The previous Protocol I study demonstrated that approximately 40 percent of patients treated with ranibizumab continued to have macular edema after six months of treatment.3 Of these, only 32 percent had visual acuity loss with macular edema. Protocol T, which compared aflibercept (Eylea, Regeneron), bevacizumab (Avastin, Roche/Genentech) and ranibizumab, showed that 16, 40 and 27 percent of subjects, respectively, had persistent edema with vision loss of at least 20/32 after six monthly injections.4 These might be the patients most likely to benefit from alternative treatment options, including steroids and laser. 


Ozurdex in my practice 

In my clinical practice, I use intraocular steroids, mostly Ozurdex, in select cases. I’m most likely to use this drug in patients who have persistent mild edema despite anti-VEGF and are scheduled for cataract surgery relatively soon. Pretreatment with Ozurdex seems to prevent worsening the macular edema that often occurs in this subgroup of patients. Otherwise, I believe there’s a very limited role for steroids in phakic patients. 

There may be a benefit to having a retina without edema rather than a retina that continues to have edema, even if measured Early Treatment Diabetic Retinopathy Study visual acuity is the same. The studies show that a patient can have stable and even improving vision in the presence of edema for at least two years. However, the patient may be missing some visual function, even if it’s not measurable with high-contrast letters. For example, a patient’s low-contrast acuity, which may reflect real-world night vision, may be limited in the presence of increased edema. We just don’t know, because few studies have looked at such variables closely.  

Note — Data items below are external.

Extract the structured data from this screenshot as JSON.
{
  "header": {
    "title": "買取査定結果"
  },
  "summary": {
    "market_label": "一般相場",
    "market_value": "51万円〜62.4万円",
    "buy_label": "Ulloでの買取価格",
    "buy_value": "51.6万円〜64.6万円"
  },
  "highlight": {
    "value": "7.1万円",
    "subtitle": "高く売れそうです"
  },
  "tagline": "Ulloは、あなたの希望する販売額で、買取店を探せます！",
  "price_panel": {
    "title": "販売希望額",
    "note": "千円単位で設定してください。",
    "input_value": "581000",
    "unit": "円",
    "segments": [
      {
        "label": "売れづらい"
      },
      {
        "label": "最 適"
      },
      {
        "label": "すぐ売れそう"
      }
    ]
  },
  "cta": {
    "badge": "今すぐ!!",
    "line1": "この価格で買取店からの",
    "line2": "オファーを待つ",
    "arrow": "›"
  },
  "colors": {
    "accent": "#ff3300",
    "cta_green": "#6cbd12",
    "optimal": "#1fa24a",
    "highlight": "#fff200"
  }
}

Despite the potential benefit of steroids for reducing edema—about 50 percent more than anti-VEGF alone—their side- effect profile makes them a less-
desirable choice. In phakic patients, the risk of cataracts is sufficiently high that I wouldn’t use steroids. 

However, pseudophakic patients, especially those who are not steroid-responsive, may benefit from having a flat retina with the same ETDRS measured acuity vs. treatment with anti-VEGF alone. Other studies have shown comparable benefit when using steroids with anti-VEGF vs. steroids alone. This may also limit treatment and cost burden.  

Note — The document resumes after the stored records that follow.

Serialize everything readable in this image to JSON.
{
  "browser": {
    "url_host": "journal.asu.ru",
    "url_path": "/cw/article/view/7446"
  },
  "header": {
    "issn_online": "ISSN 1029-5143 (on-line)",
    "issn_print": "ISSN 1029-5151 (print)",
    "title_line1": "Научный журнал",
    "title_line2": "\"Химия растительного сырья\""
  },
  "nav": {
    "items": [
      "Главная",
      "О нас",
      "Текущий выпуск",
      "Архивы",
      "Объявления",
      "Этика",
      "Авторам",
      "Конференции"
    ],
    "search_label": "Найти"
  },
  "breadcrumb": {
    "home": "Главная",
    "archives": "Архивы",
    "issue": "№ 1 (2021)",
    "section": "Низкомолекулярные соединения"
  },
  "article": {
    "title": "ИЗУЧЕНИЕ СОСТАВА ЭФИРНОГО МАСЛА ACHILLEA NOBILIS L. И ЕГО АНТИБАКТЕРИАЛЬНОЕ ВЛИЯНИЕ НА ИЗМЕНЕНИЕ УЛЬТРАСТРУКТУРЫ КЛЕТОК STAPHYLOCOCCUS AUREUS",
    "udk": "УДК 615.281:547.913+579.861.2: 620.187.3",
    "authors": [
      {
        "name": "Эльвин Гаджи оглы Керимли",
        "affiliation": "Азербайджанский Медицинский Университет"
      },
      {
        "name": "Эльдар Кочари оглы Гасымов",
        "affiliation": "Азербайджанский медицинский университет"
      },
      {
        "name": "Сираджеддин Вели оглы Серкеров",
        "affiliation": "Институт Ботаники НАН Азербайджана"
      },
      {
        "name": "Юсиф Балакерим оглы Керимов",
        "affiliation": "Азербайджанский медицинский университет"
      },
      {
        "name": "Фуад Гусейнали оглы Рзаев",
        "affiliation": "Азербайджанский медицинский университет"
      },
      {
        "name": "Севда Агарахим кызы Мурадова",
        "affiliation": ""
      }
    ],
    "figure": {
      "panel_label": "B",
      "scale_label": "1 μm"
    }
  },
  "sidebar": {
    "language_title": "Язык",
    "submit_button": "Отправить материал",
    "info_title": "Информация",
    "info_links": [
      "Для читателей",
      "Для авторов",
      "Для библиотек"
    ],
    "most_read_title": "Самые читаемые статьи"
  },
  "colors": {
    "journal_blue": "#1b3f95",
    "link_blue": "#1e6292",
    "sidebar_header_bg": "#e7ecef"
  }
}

However, before choosing this approach, it’s best to confirm the
underlying diabetic retinopathy is well-controlled because I believe steroids don’t regress diabetic retinopathy as well as anti-VEGF agents. Also, while Ozurdex may require treatment only every 12 weeks, many patients will require IOP monitoring every four to eight weeks. 


Bottom line

Definite anatomic benefits exist when adding Ozurdex to ranibizu-
mab in DME, as studied in Protocol U. However, the benefits of steroids are limited by their side-effect profile. In Protocol U, overall acuity was similar in both study groups, confirming the limits of steroid use. RS 



1. Maturi RK, Glassman AR, Liu D, et al, for the Diabetic Retinopathy Clinical Research Network. Effect of adding dexamethasone to continued ranibizumab treatment in patients with persistent diabetic macular edema: A DRCR Network Phase 2 randomized clinical trial. JAMA Ophthalmol. 2018;136:29-38. 

2. Maturi RK, Pollack A, Uy HS, et al; Ozurdex MEAD Study Group. Intraocular pressure in patients with diabetic macular edema treated with dexamethasone intravitreal implant in the 3-year mead study. Retina. 2016 ;36:1143-1152.

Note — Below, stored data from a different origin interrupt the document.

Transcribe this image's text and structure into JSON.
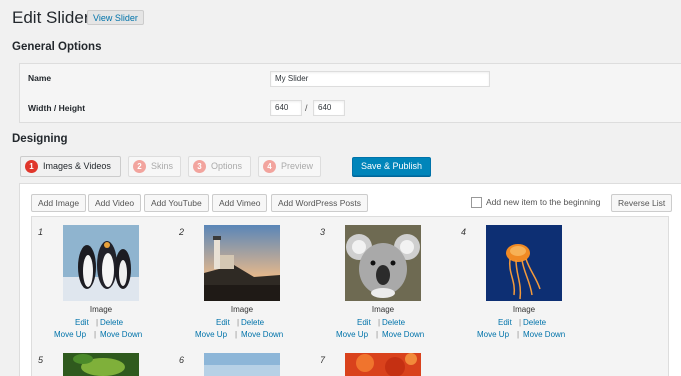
{
  "page": {
    "title": "Edit Slider",
    "view_button": "View Slider"
  },
  "general": {
    "heading": "General Options",
    "name_label": "Name",
    "name_value": "My Slider",
    "size_label": "Width / Height",
    "width": "640",
    "separator": "/",
    "height": "640"
  },
  "designing": {
    "heading": "Designing",
    "steps": [
      {
        "num": "1",
        "label": "Images & Videos"
      },
      {
        "num": "2",
        "label": "Skins"
      },
      {
        "num": "3",
        "label": "Options"
      },
      {
        "num": "4",
        "label": "Preview"
      }
    ],
    "publish": "Save & Publish"
  },
  "toolbar": {
    "buttons": [
      "Add Image",
      "Add Video",
      "Add YouTube",
      "Add Vimeo",
      "Add WordPress Posts"
    ],
    "checkbox_label": "Add new item to the beginning",
    "reverse": "Reverse List"
  },
  "items": [
    {
      "num": "1",
      "caption": "Image",
      "edit": "Edit",
      "delete": "Delete",
      "move_up": "Move Up",
      "move_down": "Move Down"
    },
    {
      "num": "2",
      "caption": "Image",
      "edit": "Edit",
      "delete": "Delete",
      "move_up": "Move Up",
      "move_down": "Move Down"
    },
    {
      "num": "3",
      "caption": "Image",
      "edit": "Edit",
      "delete": "Delete",
      "move_up": "Move Up",
      "move_down": "Move Down"
    },
    {
      "num": "4",
      "caption": "Image",
      "edit": "Edit",
      "delete": "Delete",
      "move_up": "Move Up",
      "move_down": "Move Down"
    },
    {
      "num": "5"
    },
    {
      "num": "6"
    },
    {
      "num": "7"
    }
  ],
  "link_separator": "|",
  "colors": {
    "primary_button": "#0085ba",
    "step_badge": "#e0362b",
    "link": "#0073aa"
  }
}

3.  Gonzalez VH, Campbell J, Holekamp NM, K. Early and long-term responses to anti-bascular endothelial growth factor therapy in diabetic macular edema: Analysis of Protocol I data. Am J Ophthalmol. 2016;172:72-79.

4. Cai S, Bressler NM. Aflibercept, bevacizumab or ranibizumab for diabetic macular oedema: Recent clinically relevant findings from Protocol T. Curr Opin Ophthalmol. 2017;28:636-643.